Chris Kelsey of Newtown with Jan Hirt and Danbury Township Trustee Dave Hirt with the sign and one of the trees donated by Danbury Township citizens in memory of the 26 people lost at the Sandy Hook Elementary school shooting.
It is a quiet little New England town a mile or so off the interstate and just east of Danbury, CT. Jan and I came here to see how the 26 trees that our community donated were doing and to bring the sign "We Will Remember With You" to Newtown. Elizabeth Rallo, the leader of the Newtown Recovery Team, directed us to the Newtown Municipal Center, where we met with Chris Kelsey. He is the tax assessor for Newtown and also on the recovery team, as well the manager of the Toy Warehouse. As the donations came in Chris was in charge of managing them, and, yes, they did need a warehouse. There were 56,784 donations of just Teddy Bears alone.
After a friendly chat at government center, Chris asked if we wanted to go out and see the trees. At this point I hadn't gotten the sign out of the car as I was curious to see where and how it might be placed, depending on where and how the trees were planted. My assumption was that they would be planted in a semi-circle or as a class room setting, or something else creative, but that all of them would be planted in one place.
Chris then told me that they had made good use of our donation, planting them in many locations across town to enhance their parks. This then piqued my interest as I wasn't quite expecting some random planting of our trees across the city of Newtown. That was until I saw the first tree.
As we came down the steps from the government center, Chris pointed across the way to a soccer field and said we could see the first one right from here. The view was profound. I was awestruck and speechless. There on the side of the soccer field stood a single, solitary, 3 foot high blue spruce. Planted at the sideline, it stood there waiting, just as a small child awaiting his turn to get in the game...almost as if he never left. As I mentioned this to Chris, he just looked at me, smiled and said, “Yes, we know.” What he didn’t have to say was that these are the places the kids played and enjoyed themselves and this is how we want them remembered.

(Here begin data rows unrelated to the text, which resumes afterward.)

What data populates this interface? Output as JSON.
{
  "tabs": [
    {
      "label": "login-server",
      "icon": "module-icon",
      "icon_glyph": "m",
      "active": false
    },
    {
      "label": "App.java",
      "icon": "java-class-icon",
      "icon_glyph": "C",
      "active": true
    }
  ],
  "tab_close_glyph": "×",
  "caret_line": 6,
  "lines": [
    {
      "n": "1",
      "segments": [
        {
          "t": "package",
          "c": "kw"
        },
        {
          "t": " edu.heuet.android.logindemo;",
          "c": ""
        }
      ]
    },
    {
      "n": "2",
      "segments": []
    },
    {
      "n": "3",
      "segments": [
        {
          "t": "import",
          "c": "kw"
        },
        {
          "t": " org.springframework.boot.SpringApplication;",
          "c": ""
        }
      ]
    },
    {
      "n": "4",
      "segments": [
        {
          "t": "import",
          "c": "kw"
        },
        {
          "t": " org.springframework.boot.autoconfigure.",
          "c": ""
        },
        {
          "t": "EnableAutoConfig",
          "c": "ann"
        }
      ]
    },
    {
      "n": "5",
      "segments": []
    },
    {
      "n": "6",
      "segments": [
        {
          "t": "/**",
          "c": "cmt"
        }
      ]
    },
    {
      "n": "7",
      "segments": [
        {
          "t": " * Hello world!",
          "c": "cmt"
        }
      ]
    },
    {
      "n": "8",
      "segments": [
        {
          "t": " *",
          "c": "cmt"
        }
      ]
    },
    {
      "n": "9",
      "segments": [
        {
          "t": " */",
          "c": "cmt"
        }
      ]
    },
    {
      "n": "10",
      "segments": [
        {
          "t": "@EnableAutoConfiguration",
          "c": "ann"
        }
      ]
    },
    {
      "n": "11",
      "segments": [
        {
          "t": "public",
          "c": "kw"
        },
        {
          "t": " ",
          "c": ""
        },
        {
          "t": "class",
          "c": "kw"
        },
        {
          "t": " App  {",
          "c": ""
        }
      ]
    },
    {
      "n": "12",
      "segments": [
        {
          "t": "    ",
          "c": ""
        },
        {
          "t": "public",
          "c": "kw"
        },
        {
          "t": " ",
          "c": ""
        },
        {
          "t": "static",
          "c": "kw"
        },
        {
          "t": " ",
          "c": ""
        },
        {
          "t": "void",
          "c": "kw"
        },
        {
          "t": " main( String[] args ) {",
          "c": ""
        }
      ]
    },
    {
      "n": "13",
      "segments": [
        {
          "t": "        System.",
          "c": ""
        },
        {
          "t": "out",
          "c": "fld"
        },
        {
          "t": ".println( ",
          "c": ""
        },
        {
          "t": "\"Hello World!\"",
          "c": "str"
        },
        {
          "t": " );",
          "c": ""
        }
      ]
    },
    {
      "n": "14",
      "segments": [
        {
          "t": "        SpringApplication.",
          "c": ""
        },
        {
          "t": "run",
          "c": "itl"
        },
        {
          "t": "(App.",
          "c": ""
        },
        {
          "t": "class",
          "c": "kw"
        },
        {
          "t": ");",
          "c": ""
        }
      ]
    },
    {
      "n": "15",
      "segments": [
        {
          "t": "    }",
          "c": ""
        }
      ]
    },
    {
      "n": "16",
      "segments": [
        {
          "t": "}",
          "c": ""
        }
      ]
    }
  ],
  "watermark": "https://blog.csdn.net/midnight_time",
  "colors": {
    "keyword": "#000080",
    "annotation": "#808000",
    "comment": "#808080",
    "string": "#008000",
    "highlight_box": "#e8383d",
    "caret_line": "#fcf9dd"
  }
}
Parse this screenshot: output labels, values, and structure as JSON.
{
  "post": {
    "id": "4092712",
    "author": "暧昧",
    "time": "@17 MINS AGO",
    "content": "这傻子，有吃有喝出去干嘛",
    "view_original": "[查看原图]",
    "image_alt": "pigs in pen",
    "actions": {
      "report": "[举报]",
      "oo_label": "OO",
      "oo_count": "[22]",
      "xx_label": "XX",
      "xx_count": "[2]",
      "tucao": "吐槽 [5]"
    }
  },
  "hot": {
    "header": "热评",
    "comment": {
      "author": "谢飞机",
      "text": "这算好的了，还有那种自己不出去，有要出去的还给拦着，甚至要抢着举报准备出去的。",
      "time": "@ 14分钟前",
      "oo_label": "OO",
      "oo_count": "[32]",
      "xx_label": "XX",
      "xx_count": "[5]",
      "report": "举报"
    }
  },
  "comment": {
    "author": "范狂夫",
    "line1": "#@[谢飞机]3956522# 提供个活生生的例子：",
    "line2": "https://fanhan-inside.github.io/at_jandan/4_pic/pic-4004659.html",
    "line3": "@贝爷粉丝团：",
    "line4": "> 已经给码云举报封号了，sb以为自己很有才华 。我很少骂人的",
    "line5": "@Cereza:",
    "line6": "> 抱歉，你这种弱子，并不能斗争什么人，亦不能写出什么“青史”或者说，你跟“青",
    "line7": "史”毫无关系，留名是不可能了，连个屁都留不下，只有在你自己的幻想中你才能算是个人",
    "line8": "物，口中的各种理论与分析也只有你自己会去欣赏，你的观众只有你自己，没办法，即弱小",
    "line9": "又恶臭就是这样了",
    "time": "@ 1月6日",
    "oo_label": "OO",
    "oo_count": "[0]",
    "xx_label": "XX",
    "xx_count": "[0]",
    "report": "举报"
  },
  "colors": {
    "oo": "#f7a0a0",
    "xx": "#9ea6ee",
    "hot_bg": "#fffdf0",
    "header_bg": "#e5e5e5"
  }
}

We then drove a short distance to Dickinson Park. There they have a skateboard park, a basketball court and walking trails that wind back and forth over a bubbly little creek. Again, the trees they planted there stood out. They were different. The little evergreens were like the kids waiting to fly their kites, or just taking a relaxing break between games. It was the same thing again at Treadwell Park with its tennis courts, swimming pool, and soccer fields, and, of course, more trees.
New England is beautiful this time of year with its trees wearing their fall colors. Temperatures are cool and some trees are even starting to loose their leaves, but not ours. They will continue to wear their green colors and be the symbol of new life and rebirth as they stand sentry over the parks of Newtown. The gift from our community has become much more than a donation or a memorial. It has become 26 separate memorials and more than anything I could have ever imagined Even to the most casual observer, these trees are profoundly different. For the kids, this was their home, this is where they lived, and where they played and enjoyed themselves, and this is how we can remember them.